Nach Auffassung der Bundesregierung wird mit den vorgesehenen Geldern ein Teil dieser Vorhaben bereits ermöglicht. Im Umkehrschluss bedeutet das aber auch, dass die von der Bundesregierung nicht erwähnten Vorhaben – Stichwort: schwerer Transporthubschrauber – keiner gesicherten Finanzierung unterliegen.

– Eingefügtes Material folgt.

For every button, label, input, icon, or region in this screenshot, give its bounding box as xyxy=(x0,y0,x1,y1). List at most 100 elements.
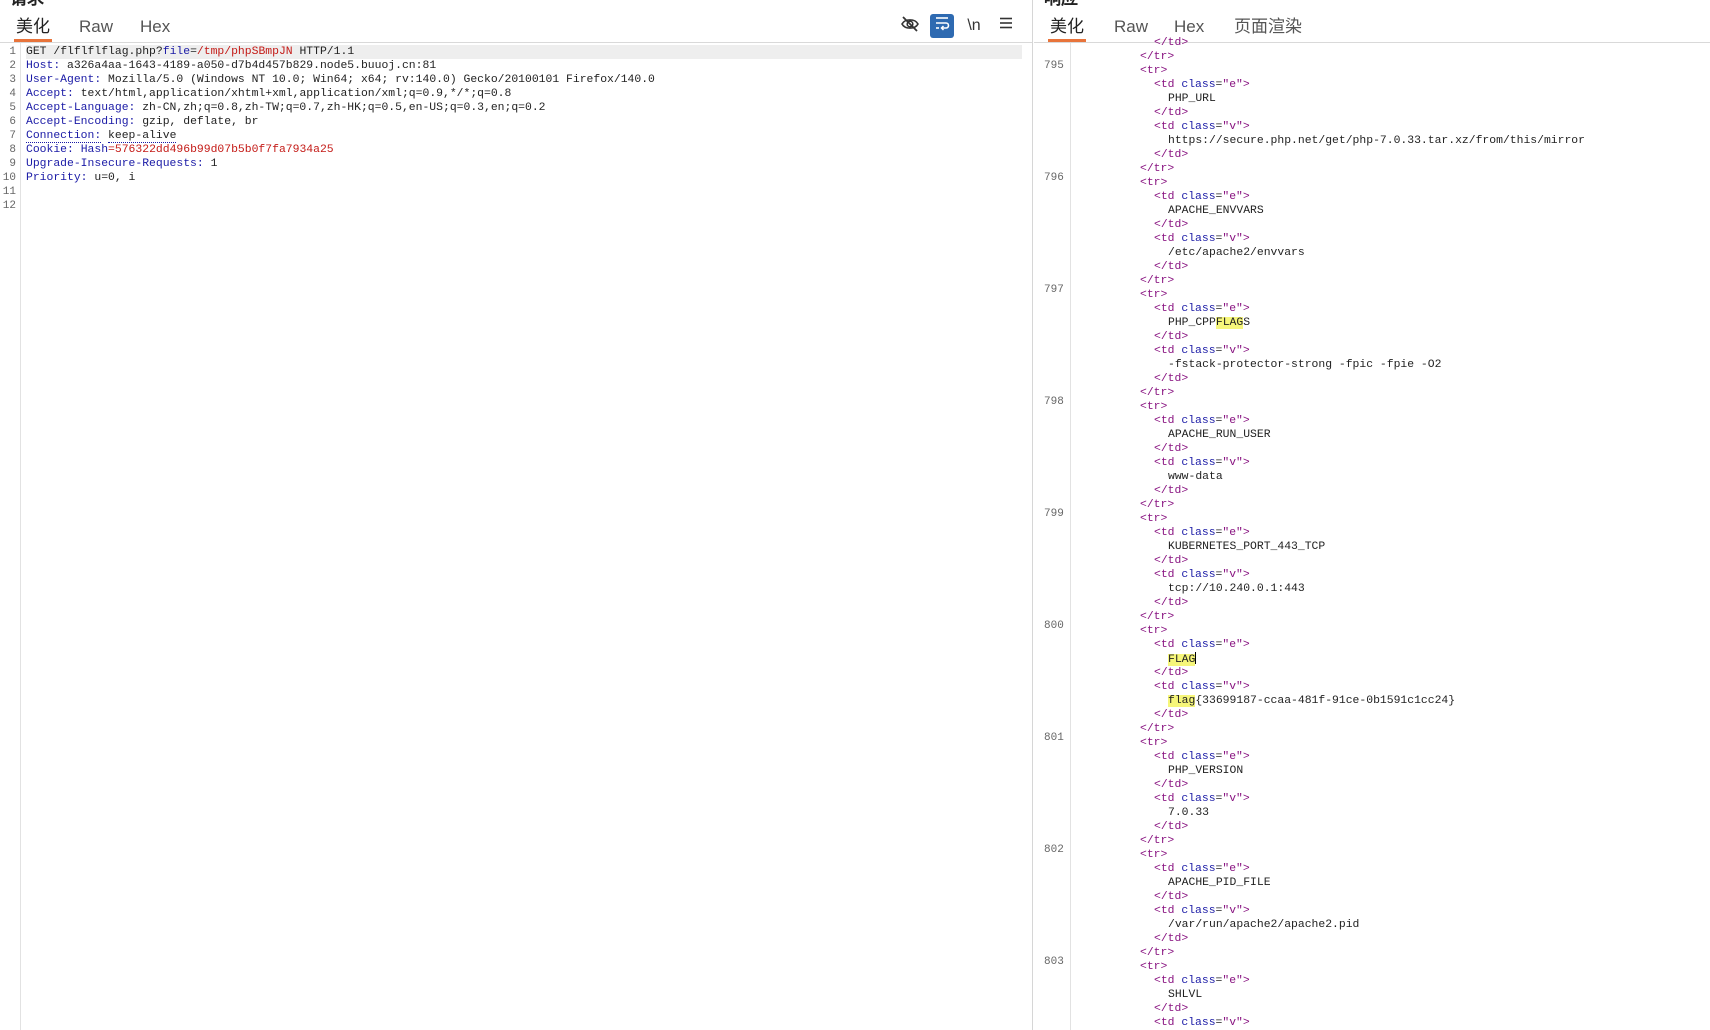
code-line: <td class="e"> xyxy=(1154,862,1250,876)
tag-open: <td xyxy=(1154,191,1175,203)
response-tab-pretty[interactable]: 美化 xyxy=(1048,16,1086,42)
eye-slash-icon[interactable] xyxy=(898,14,922,38)
header-value: 1 xyxy=(210,158,218,170)
tag-close: </tr> xyxy=(1140,275,1175,287)
tag-end: > xyxy=(1242,639,1250,651)
response-editor[interactable]: 795 796 797 798 799 800 801 802 803 </td> </tr> <t… xyxy=(1034,37,1710,1030)
header-name: User-Agent: xyxy=(26,74,102,86)
attr-value: "e" xyxy=(1222,639,1243,651)
tag-end: > xyxy=(1242,905,1250,917)
env-value: www-data xyxy=(1168,471,1223,483)
tag-open: <td xyxy=(1154,681,1175,693)
env-value: /etc/apache2/envvars xyxy=(1168,247,1305,259)
code-line: SHLVL xyxy=(1168,988,1202,1002)
attr-name: class xyxy=(1181,121,1216,133)
env-value: 7.0.33 xyxy=(1168,807,1210,819)
tag-open: <td xyxy=(1154,527,1175,539)
tag-end: > xyxy=(1242,751,1250,763)
tag-open: <td xyxy=(1154,905,1175,917)
request-code[interactable]: GET /flflflflag.php?file=/tmp/phpSBmpJN … xyxy=(0,43,1032,1030)
request-header-user-agent: User-Agent: Mozilla/5.0 (Windows NT 10.0… xyxy=(26,73,655,87)
code-line: flag{33699187-ccaa-481f-91ce-0b1591c1cc2… xyxy=(1168,694,1455,708)
code-line: </td> xyxy=(1154,820,1188,834)
tag-end: > xyxy=(1242,191,1250,203)
code-line: <tr> xyxy=(1140,176,1167,190)
request-header-priority: Priority: u=0, i xyxy=(26,171,135,185)
request-line-1: GET /flflflflag.php?file=/tmp/phpSBmpJN … xyxy=(26,45,1022,59)
tag-open: <tr> xyxy=(1140,625,1168,637)
code-line: </td> xyxy=(1154,330,1188,344)
attr-name: class xyxy=(1181,233,1216,245)
code-line: <td class="v"> xyxy=(1154,344,1250,358)
response-code[interactable]: </td> </tr> <tr> <td class="e"> PHP_URL </td>… xyxy=(1034,37,1710,1030)
tag-open: <tr> xyxy=(1140,513,1168,525)
request-tab-hex[interactable]: Hex xyxy=(138,16,172,42)
response-tab-raw[interactable]: Raw xyxy=(1112,16,1150,42)
tag-end: > xyxy=(1242,345,1250,357)
code-line: FLAG xyxy=(1168,652,1197,666)
tag-open: <td xyxy=(1154,639,1175,651)
tag-close: </tr> xyxy=(1140,611,1175,623)
tag-close: </tr> xyxy=(1140,163,1175,175)
code-line: <td class="v"> xyxy=(1154,680,1250,694)
attr-value: "e" xyxy=(1222,863,1243,875)
code-line: <tr> xyxy=(1140,848,1167,862)
attr-value: "e" xyxy=(1222,527,1243,539)
tag-close: </td> xyxy=(1154,331,1189,343)
tag-end: > xyxy=(1242,681,1250,693)
header-name: Connection: xyxy=(26,130,102,143)
attr-name: class xyxy=(1181,863,1216,875)
code-line: </td> xyxy=(1154,148,1188,162)
attr-name: class xyxy=(1181,681,1216,693)
newline-toggle-button[interactable]: \n xyxy=(962,14,986,38)
code-line: 7.0.33 xyxy=(1168,806,1209,820)
attr-value: "e" xyxy=(1222,79,1243,91)
tag-open: <td xyxy=(1154,345,1175,357)
header-value: a326a4aa-1643-4189-a050-d7b4d457b829.nod… xyxy=(67,60,437,72)
menu-icon[interactable] xyxy=(994,14,1018,38)
code-line: <tr> xyxy=(1140,736,1167,750)
eye-slash-icon-svg xyxy=(901,16,919,32)
tag-close: </td> xyxy=(1154,219,1189,231)
code-line: <td class="v"> xyxy=(1154,792,1250,806)
response-tab-render[interactable]: 页面渲染 xyxy=(1232,16,1304,42)
attr-value: "e" xyxy=(1222,303,1243,315)
response-pane-title: 响应 xyxy=(1044,0,1078,6)
tag-open: <td xyxy=(1154,233,1175,245)
env-value: {33699187-ccaa-481f-91ce-0b1591c1cc24} xyxy=(1195,695,1456,707)
env-name: PHP_CPP xyxy=(1168,317,1216,329)
code-line: PHP_CPPFLAGS xyxy=(1168,316,1250,330)
env-name: APACHE_RUN_USER xyxy=(1168,429,1271,441)
code-line: <td class="v"> xyxy=(1154,120,1250,134)
tag-close: </td> xyxy=(1154,373,1189,385)
request-header-accept-language: Accept-Language: zh-CN,zh;q=0.8,zh-TW;q=… xyxy=(26,101,546,115)
code-line: <td class="v"> xyxy=(1154,1016,1250,1030)
tag-close: </td> xyxy=(1154,933,1189,945)
tag-end: > xyxy=(1242,1017,1250,1029)
tag-open: <td xyxy=(1154,569,1175,581)
attr-name: class xyxy=(1181,415,1216,427)
tag-open: <tr> xyxy=(1140,289,1168,301)
code-line: tcp://10.240.0.1:443 xyxy=(1168,582,1305,596)
request-tab-pretty[interactable]: 美化 xyxy=(14,16,52,42)
tag-close: </td> xyxy=(1154,667,1189,679)
wrap-lines-icon[interactable] xyxy=(930,14,954,38)
request-tab-raw[interactable]: Raw xyxy=(77,16,115,42)
env-name: APACHE_PID_FILE xyxy=(1168,877,1271,889)
code-line: -fstack-protector-strong -fpic -fpie -O2 xyxy=(1168,358,1441,372)
code-line: </tr> xyxy=(1140,610,1174,624)
request-editor[interactable]: 1 2 3 4 5 6 7 8 9 10 11 12 GET /flflflflag.php?file… xyxy=(0,43,1032,1030)
search-highlight: flag xyxy=(1168,695,1196,707)
code-line: </td> xyxy=(1154,442,1188,456)
code-line: <td class="e"> xyxy=(1154,414,1250,428)
code-line: PHP_URL xyxy=(1168,92,1216,106)
code-line: <td class="e"> xyxy=(1154,302,1250,316)
code-line: </td> xyxy=(1154,484,1188,498)
env-name: PHP_URL xyxy=(1168,93,1216,105)
tag-end: > xyxy=(1242,121,1250,133)
tag-end: > xyxy=(1242,569,1250,581)
header-name: Cookie: xyxy=(26,144,74,156)
attr-name: class xyxy=(1181,191,1216,203)
tag-end: > xyxy=(1242,793,1250,805)
code-line: https://secure.php.net/get/php-7.0.33.ta… xyxy=(1168,134,1585,148)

Im kommenden Jahr will die Bundesregierung insgesamt 419,8 Milliarden ausgeben und 81,5 Milliarden neue Schulden aufnehmen. Corona-bedingt beschloss das Bundeskabinett auch einen Nachtragshaushalt – und damit auch wieder neue Schulden – für das laufende Haushaltsjahr 2021.
Die Eckwerte dienen als Grundlage für die konkreten Haushaltsplanungen der Bundesministerien. Ende Juni wird das Kabinett dann den konkreten Haushaltsentwurf verabschieden. Beschließen kann diesen nur der Bundestag – das dann aber nicht in seiner aktuellen Zusammensetzung. Der neu gewählte Bundestag wird sich nach seiner Konstituierung und hoffentlich nach einer schnellen neuen Regierungsbildung mit dem dann vorliegenden Entwurf auseinandersetzen.